Wednesday, May 19, 2010

10 months and 4 days (300 days)

I feel more mixed up, turned around, sad, angry, guilty, distraught this month than I have in the last few.

Just when I thought the roller coaster was coming to a stop I've taken another sharp turn around another blind corner and I have no idea where I'm headed. 

The closer we come to a year the more frightened of a future without my Mother I become and the more angry that I have to contemplate one at all.

I'm also finding myself panicking as I see what I perceive to be signs of other people putting their lives back together. It feels like an insult to Mom, it feels wrong and my anger builds some more.

There are so many emotions swirling around in my head these days that I can't focus on anything.

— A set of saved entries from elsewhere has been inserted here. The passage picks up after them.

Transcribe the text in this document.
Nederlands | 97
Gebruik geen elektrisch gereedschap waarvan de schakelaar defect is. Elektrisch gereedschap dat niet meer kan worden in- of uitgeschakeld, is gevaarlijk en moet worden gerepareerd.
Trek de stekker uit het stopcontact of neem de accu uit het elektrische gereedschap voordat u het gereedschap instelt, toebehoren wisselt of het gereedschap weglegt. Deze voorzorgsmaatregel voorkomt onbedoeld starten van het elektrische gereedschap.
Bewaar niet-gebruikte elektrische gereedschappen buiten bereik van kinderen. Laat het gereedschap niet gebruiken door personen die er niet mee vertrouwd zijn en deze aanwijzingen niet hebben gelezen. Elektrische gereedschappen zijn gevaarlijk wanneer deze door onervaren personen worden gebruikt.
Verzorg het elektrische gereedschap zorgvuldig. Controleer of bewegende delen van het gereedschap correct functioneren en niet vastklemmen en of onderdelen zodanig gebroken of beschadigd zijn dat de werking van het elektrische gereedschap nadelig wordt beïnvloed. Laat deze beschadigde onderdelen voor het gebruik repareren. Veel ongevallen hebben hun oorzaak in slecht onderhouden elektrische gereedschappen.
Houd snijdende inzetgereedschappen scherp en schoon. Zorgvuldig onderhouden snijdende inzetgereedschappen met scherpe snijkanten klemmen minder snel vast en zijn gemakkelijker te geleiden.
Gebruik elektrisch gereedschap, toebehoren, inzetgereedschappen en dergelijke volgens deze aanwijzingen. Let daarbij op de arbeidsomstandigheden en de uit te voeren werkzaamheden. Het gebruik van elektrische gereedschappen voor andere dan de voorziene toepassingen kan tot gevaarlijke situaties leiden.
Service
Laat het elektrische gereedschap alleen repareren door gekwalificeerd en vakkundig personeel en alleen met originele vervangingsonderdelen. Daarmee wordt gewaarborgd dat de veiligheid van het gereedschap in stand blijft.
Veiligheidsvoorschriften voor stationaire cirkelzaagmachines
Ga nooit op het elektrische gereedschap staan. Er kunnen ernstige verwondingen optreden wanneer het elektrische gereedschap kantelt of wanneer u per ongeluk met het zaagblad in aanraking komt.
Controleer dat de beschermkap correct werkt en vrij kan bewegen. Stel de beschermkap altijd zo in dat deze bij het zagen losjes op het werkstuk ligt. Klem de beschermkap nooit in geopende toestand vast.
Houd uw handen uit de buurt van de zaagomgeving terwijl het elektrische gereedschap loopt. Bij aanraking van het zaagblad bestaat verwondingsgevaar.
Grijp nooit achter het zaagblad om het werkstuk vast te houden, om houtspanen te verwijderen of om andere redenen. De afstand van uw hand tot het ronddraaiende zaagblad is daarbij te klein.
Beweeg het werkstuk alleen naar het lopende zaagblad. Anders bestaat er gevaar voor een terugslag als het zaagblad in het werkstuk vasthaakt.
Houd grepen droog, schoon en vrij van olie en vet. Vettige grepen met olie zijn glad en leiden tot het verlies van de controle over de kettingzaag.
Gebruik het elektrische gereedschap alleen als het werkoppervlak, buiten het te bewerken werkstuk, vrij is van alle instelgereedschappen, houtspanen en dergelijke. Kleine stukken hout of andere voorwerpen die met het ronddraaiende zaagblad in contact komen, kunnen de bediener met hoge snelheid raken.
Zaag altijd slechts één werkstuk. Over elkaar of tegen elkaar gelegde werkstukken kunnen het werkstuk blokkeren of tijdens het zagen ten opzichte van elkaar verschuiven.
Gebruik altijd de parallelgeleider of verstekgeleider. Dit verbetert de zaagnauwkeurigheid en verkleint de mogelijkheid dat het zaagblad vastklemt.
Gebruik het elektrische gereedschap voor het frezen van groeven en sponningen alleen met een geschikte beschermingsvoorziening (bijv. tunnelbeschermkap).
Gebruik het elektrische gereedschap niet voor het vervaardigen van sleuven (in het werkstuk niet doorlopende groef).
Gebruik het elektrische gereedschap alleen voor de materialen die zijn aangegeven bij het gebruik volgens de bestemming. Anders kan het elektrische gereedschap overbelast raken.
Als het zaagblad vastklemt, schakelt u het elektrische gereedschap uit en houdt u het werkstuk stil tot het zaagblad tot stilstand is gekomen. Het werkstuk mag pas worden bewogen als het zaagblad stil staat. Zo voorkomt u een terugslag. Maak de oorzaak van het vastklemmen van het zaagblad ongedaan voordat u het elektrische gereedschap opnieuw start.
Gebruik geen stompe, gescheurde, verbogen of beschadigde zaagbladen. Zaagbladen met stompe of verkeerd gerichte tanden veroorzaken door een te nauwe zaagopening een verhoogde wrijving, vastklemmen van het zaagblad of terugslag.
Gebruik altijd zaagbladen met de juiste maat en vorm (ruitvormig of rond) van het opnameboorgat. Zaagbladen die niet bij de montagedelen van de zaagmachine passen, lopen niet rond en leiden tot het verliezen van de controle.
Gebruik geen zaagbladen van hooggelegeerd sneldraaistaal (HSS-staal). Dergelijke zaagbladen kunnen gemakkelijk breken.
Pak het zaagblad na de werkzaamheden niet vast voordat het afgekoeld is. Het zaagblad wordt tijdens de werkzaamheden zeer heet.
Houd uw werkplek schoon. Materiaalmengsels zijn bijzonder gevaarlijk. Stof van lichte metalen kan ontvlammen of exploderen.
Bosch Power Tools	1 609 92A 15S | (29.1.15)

It's like starting all over again.

5 comments:

mimis kitchen52 said...

I remember feeling the same way, but time does help! Turn the angry around and make something positive out it! I remember being so angry with my mom for dying! I was angry with God for taking her, but realized He had no control over her dying, life did! It was her time and she knew it! Plant something extra in the garden that only she would love, take up baking some new dish and name it after her, just do some thing positive!! These are the things I did and it helped me!

Anonymous said...

Over a year ago, my husband abandoned me and my baby of 9 months old. We had no were to live and no means of survival. I was so sad, I grieved for almost a year until I developed pancreatitis. My case was so severe that doctors said that I was not going to make it. I started praying and asking God to heal me and give me a miracle. It's been almost 2 months and I not only survived but stopped having pain. Now, my main focus is not on trying to restore my relationship with my husband,who wants nothing to do with us,but on my baby who is almost 2 years old and I am planning to go on to graduate school.
Grieving through a loss is normal but think would your mom approve that you're loosing yourself, your focus and your life? She wants you to focus on yourself and SeaBass. He loves you dearly and you might loose him. He might leave you if you continue to ignore him. Then you'll be so devastated and lonely, just imagine. You need to start to focus now and start to live and celebrate your mom's life not death. Love you with all of my heart. Try reading Psalms and they will bring you comfort and joy as they did and continue to do for me.

Heiko said...

Long time no hear. Are you ok?

mimis kitchen52 said...

Jenn, where are you???? Are you ok??Keep posting, love the food!

mimis kitchen52 said...

I posted about 2 weeks ago, but I see that it never took! How are you??? What's going on???